Horrid, and just the tip of the iceberg into which the American economy slammed. The shudder running down the nation’s collective spine doesn’t come from today’s GDP report, which showed an annualized contraction of 4.8% in the first quarter of 2020. The shudder comes from imagining what Q2’s report will look like:
The coronavirus pandemic has slammed into the economy so hard the nation’s GDP has fallen by 4.8 percent, bringing the longest economic expansion on record to an abrupt halt.
Gross domestic product, which measures the output of goods and services, sank by 4.8 percent in the first quarter on an annualized basis, according to an initial estimate from the Department of Commerce released Wednesday morning.
It’s the steepest decline since the Great Recession, which ended in 2009. Economic growth was tracking at or above 2 percent until mid-March.
The Q1 contraction came in worse than expected. CNBC notes that economists had projected the GDP number at -3.5%, but that a hard reversal on consumer spending in March made the situation worse:
This marked the first negative GDP reading since the 1.1% decline in the first quarter of 2014 and the lowest level since the 8.4% plunge in Q4 of 2008 during the worst of the financial crisis.
The biggest drags on the economy were consumer spending, nonresidential fixed investment, exports and inventories. Residential fixed investment along with spending from both the federal and state governments helped offset some of the damage.
Consumer expenditures, which comprise 67% of total GDP, plunged 7.6% in the quarter as all nonessential stores were closed and the cornerstone of the U.S. economy was taken almost completely out of commission.
This is what has economists worried about Q2. Bear in mind that most of the damage from COVID-19 took place in just the last three weeks of Q1 as shelter-in-place orders got issued around the country and the White House urged people to follow its initial “15 Days to Flatten the Curve” strategy. What will the economy look like when we do that for six-to-eight weeks, or even longer? Some economists now think Q2’s GDP will be in the range of -20.0%, or even worse.

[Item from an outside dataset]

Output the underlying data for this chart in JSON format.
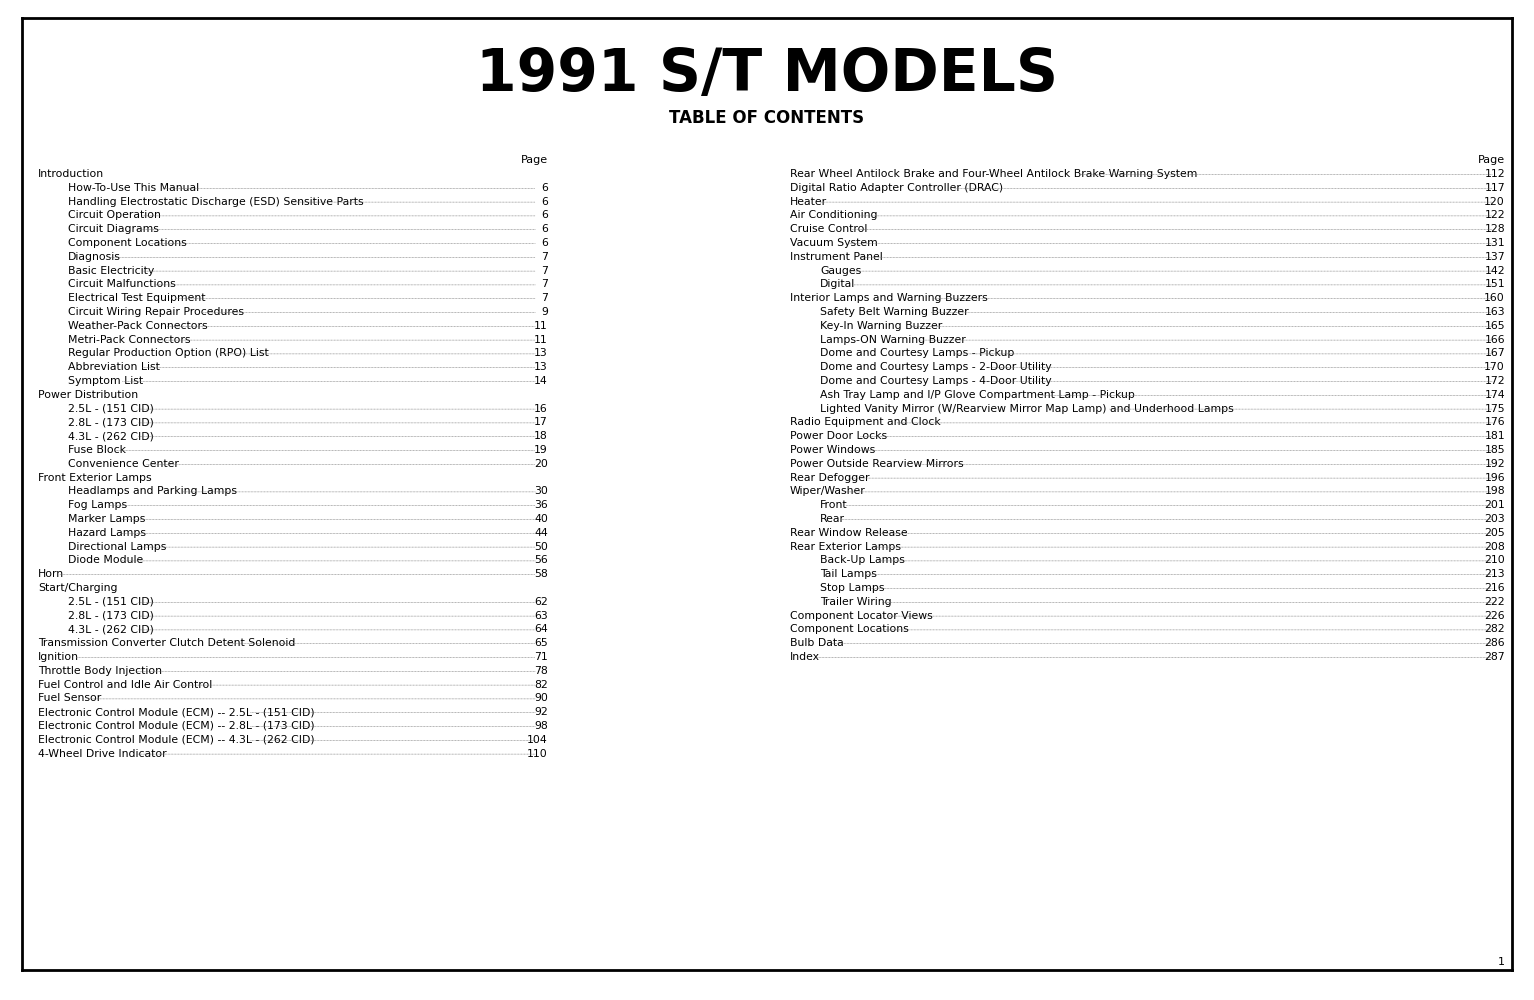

The spectre of a Q2 crater has the White House and several governors now pressing for reopening the economy. However, that is easier said than done. The transition to a consumer economy means confidence in the system has to be high to get that kind of re-engagement. Just how confident will Americans be to venture back into retail stores and public venues, both as consumers and as workers?
Not terribly confident, the Washington Post reports:
Plans for a swift reopening of malls, factories and other businesses accelerated Tuesday, but they quickly collided with the reality that persuading workers and consumers to overlook their coronavirus fears and resume their roles in powering the U.S. economy may prove difficult. …
Hanging over plans to restart the nation’s economic engine are unprecedented health concerns, as individuals balance each shopping trip, airplane flight and restaurant meal against the risk of catching a sometimes-fatal illness.
“Consumers may have permission to go do something. But whether they go do it depends upon how badly they want to do it and how safe they feel,” said William Dunkelberg, chief economist at the National Federation of Independent Business.
If we reopen too soon (or really, too broadly too soon), we risk spiking hospitalizations past the resources available to effectively treat acute infections. If that happens, areas might need to shut down again, extending the economic damage rather than shortening it:
The administration’s hopes for a swift V-shaped recovery are clouded by the danger that a premature reopening might result in a new surge of infections, which would require some states to order a second shutdown. Besides testing public compliance, such an order could interrupt supply chains.
“This is what matters. The risk is you’ve got to shut down again,” said Steven Blitz, chief U.S. economist for TS Lombard.
The White House plan for a staged reopening still makes the most sense. Its one drawback is its reliance on a level of testing that we still have not yet achieved, at least not in some regions. Minnesota can now conduct 20,000 tests a day, which is probably sufficient for its first-stage reopening two days ago and the broader next step scheduled for next Monday. After that, though, the state will need more capacity to ensure that we have prevented logarithmic spread before we can reopen fully, and some states haven’t yet achieved that level of testing capacity.
If our economy was based more on manufacturing than consumer spending and service industries with close human contact, we could recover more quickly. It’s easier to secure and sanitize manufacturing facilities against pandemics than it is to do so with retail shops and service industry activity. This should provide us with the political impetus to incentivize American firms to relocate more of its manufacturing to the US, even if that means those products cost more. This is a very good reminder about the limits of globalization and the need to orient an economy to creation rather than trading.
Addendum: Consumer spending wasn’t the only dramatic loss. Take a look at what the government mandate for hospitals did to GDP, via Allahpundit.
This is stunning: Nearly half of the Q1 decline in GDP can be attributed to healthcare, which is presumably delaying of elective procedures.